A few people have asked me what I think of the Martha brouhaha.
(Okay – one person. And I think they only asked me because I am old. After all, I have been with Martha from the beginning. Beginning like the early-mid-1980s, when I first became a wife and stay-at-home mom and I wanted to do it RIGHT, dammit! Back when most bloggers were in middle or high school, rockin’ huge hair and neon sweatshirts. “So what do the old bloggers think about this whole Martha thing?” they are asking.)
Well, since you (one person) asked, this is what I think:
I think that the hypothesis of self-fulfilling prophecy is real. I believe that if you fake it long enough, you can convince yourself you’ve become it. Unlike Tom Cruise, I believe that narcissism and other psychological disorders exist. And I believe that there are some people who have a need for something which they do not have, and that they may never have.
I don’t know Ms. Stewart at all, but I was a follower for a long time. I have her older cookbooks, and I use them (as evidenced by grease spatters and smears of batter). Stuff is written in the margins where I had to tweak a cooking time or temp, based on old, ornery ovens. (I was young and poor.)
(photo is obviously not mine, as mine suck. This is from Martha’s website.)
But even then, I could see what Martha’s gig was. I could see that (as the rumor went) if you turned down a scholarship to NYU in order to go to Barnard, you wanted that whole “Seven Sisters” mystique—almost guaranteeing that you would find an Ivy League husband. Which she did.
I could see that having a husband who could not only support you (a girl from a large, working-class Polish family) in the manner to which you wanted to become accustomed, but also introduce you to contacts who would become valuable later on, was imperative.
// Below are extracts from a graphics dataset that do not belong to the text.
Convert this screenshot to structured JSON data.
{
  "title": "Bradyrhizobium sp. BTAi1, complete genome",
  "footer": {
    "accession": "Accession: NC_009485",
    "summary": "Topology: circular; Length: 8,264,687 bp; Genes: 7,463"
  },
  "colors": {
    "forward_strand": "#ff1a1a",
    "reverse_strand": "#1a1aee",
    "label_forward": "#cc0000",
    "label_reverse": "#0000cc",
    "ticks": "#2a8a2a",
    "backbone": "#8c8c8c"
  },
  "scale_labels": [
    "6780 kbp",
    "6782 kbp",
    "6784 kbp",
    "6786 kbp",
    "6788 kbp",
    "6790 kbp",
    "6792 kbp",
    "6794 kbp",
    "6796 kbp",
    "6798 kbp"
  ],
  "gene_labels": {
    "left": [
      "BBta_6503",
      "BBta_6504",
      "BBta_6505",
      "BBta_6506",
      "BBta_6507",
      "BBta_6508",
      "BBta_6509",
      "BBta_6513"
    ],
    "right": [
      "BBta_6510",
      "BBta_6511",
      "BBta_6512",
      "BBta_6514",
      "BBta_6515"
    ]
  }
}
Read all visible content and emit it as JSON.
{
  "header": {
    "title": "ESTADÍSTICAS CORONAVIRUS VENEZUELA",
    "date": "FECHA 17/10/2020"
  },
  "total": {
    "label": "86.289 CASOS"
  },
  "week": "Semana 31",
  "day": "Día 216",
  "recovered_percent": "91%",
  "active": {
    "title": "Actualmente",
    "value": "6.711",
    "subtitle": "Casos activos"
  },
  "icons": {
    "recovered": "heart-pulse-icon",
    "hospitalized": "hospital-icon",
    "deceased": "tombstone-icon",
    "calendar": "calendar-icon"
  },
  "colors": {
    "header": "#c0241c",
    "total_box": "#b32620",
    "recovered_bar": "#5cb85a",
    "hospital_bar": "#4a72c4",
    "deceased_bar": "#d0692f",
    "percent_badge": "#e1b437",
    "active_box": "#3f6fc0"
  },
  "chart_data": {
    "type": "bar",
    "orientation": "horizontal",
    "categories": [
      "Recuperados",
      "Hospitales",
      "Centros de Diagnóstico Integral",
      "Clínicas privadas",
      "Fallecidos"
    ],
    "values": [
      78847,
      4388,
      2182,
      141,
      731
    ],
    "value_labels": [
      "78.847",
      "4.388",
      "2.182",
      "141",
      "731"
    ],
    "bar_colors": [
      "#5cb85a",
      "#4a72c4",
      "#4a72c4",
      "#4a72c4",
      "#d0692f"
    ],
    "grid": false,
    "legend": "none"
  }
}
I could see that the whole “Greed-is-Good” mantra of the 1980s was a critical piece of your business plan—convincing people that buying that $6 melon and $3 kiwi wasn’t extravagant, if it meant you were going to have the fruit salad of the year.
But it was never going to be enough. Never.
I remember reading an article in People magazine when my kids were in elementary school (it’s in the archives here!) and thinking to myself “this woman really isn’t happy.” And I think that’s it, in a nutshell. Martha needs to believe she’s still all that and a platter of $10 melon (prices have gone up since 1986) and that she is somebody. Somebody special who doesn’t have to compete with a younger, more vibrant arbiters of lifestyle. Like bloggers,
or Gwyneth…or anyone who is on her own journey, sharing tips and tidbits of lifestyle in a way that’s accessible to anyone with a computer. Folks who aren’t going to spend a lot of money on a melon or a magazine.
Sure, Martha has beautiful homes and exquisite stuff which which to fill them. She has dogs and cats and horses and probably a really cool truck. She has oodles of money and contracts and all those things to which many bloggers aspire, albeit on a smaller scale. All because she made Home-Ec cool again.
But if we stripped all that away...who would she be? She would be a 72 year-old woman whose most impressive days are probably behind her. She isn’t married, and her empire is losing money. Now would be the time for Martha to make a change in her mission. She’s clever enough to figure out how to segue into a new arena for which she could be a spokesperson—possibly one dealing with an aging population. Or better yet…set up a non-profit to benefit folks who could use some of those $10 melons.
There’s more than one way to be somebody, Martha. And, if you’re lucky, more than one somebody to be.